In der Füssener Gegend fand man seinerzeit zunehmend Gefallen an der Vorstellung. Wirtschaftlich gesehen gilt die Region eher als strukturschwach. Geld bringt in erster Linie der Tourismus. Zentral dabei ist wiederum Schloss Neuschwanstein, das am häufigsten besuchte Einzelziel Deutschlands. Durch eine weitere Vermarktung des König-LudwigMythos könnten womöglich zusätzliche Geldquellen erschlossen werden, war der Grundgedanke. Nicht umsonst wurde dann auch beim Bau der Kulturstätte geklotzt. Von der Gestaltung her nahm sich die mit dem Musical-Autor Barbarino verheiratete Architektin Josephine Barbarino das berühmte Bayreuther Festspielhaus zum Vorbild. Entgegen aller Öko-Einwände war es sogar möglich, ein Stück Forggensee aufzuschütten, um die Lage des Gebäudes attraktiver zu machen. Verklungene Lobgesänge Zur Eröffnung im Jahr 2000 kamen dann viele, die zu den oberen Zehntausend zwischen München und Alpen gehören. Ludwig II. zieht als bayerische Ikone. Der damalige bayerische Ministerpräsident Edmund Stoiber pries das Festspielhaus als Chance für das Ostallgäu. Der damalige Füssener Oberbürgermeister Paul Wengert jubelte: „Mit dem Musical beginnt für uns eine neue Epoche.“Vorbei. Die Lobgesänge sind verklungen. Jetzt droht es zur Altlast zu werden. Der Münchner Fachanwalt Marco Liebler wickelt die Insolvenz ab und sucht seit Sommer angestrengt nach einem Investor. Welche Summen dieser für Festspielhaus sowie Gelände aufbringen müsste, ist unklar. Unter der Hand wird von zwölf bis 18 Millionen Euro geredet. Interessenten gibt es. Einer davon ist der Konstanzer Geschäftsmann Jan D. Leuze. Seine Vorstellung: das Festspielhaus durch ein Outlet-Shopping-Center ergänzen. Beifall erhielt er mit diesem Vorstoß in der Region nicht.
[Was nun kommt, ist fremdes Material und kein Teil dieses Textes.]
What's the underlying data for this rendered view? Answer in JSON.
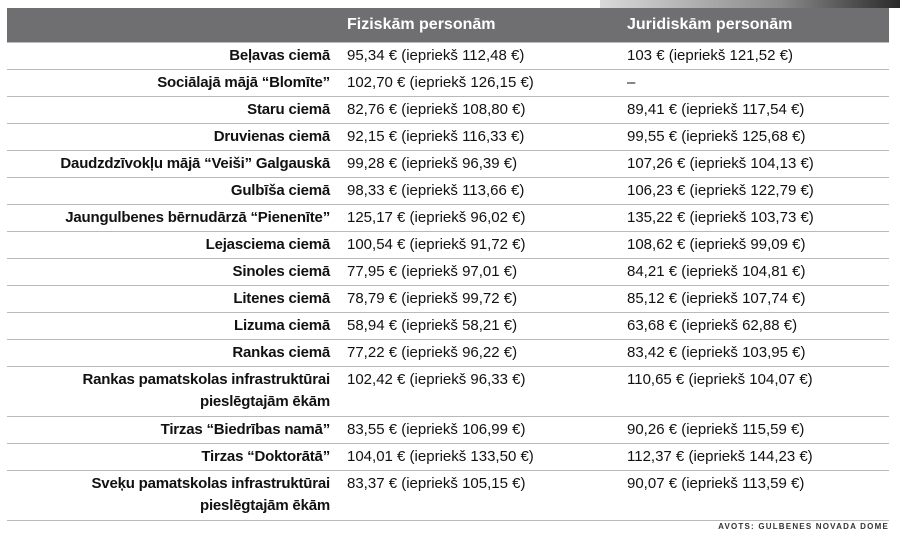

Kürzlich meinte die Ostallgäuer Landrätin Maria Rita Zinnecker am Rande einer Abendveranstaltung: „Das würde diese tolle Gegend am Forggensee herunterziehen.“Füssens gegenwärtiger Oberbürgermeister Paul Iacob sagte der „Allgäuer Zeitung“, ein Kaufhaus passe eigentlich nicht an diese Stelle.
Aufgeschlossener werden die Pläne eines aus der Ecke von Aachen stammenden Projektentwicklers betrachtet. Nach dessen Vorstellungen soll das Festspielhaus durch einen Hotelkomplex ergänzt werden. Internationale Investoren seien bereit, bis zu 60 Millionen Euro zu investieren. Auch von anderer Seite wurden solche Pläne vorgestellt. Demnach könne man Festspielhaus und Hotel noch durch eine Erlebnisgastronomie ergänzen. Solche Gedanken waren im Ostallgäu bereits vor einigen Jahren gewälzt worden. Anfang Oktober ging Insolvenzverwalter Liebler jedoch an die Öffentlichkeit. Er klagte über bescheidene Kaufangebote. Teilweise sei auch die Finanzierung der gebotenen Summen ungesichert. Gegenüber örtlichen Journalisten mutmaßte Liebler, dass einige Interessenten wohl nur auf eine Zwangsversteigerung lauern würden. Dies wäre dann eine Art Schnäppchenjagd am Forggensee.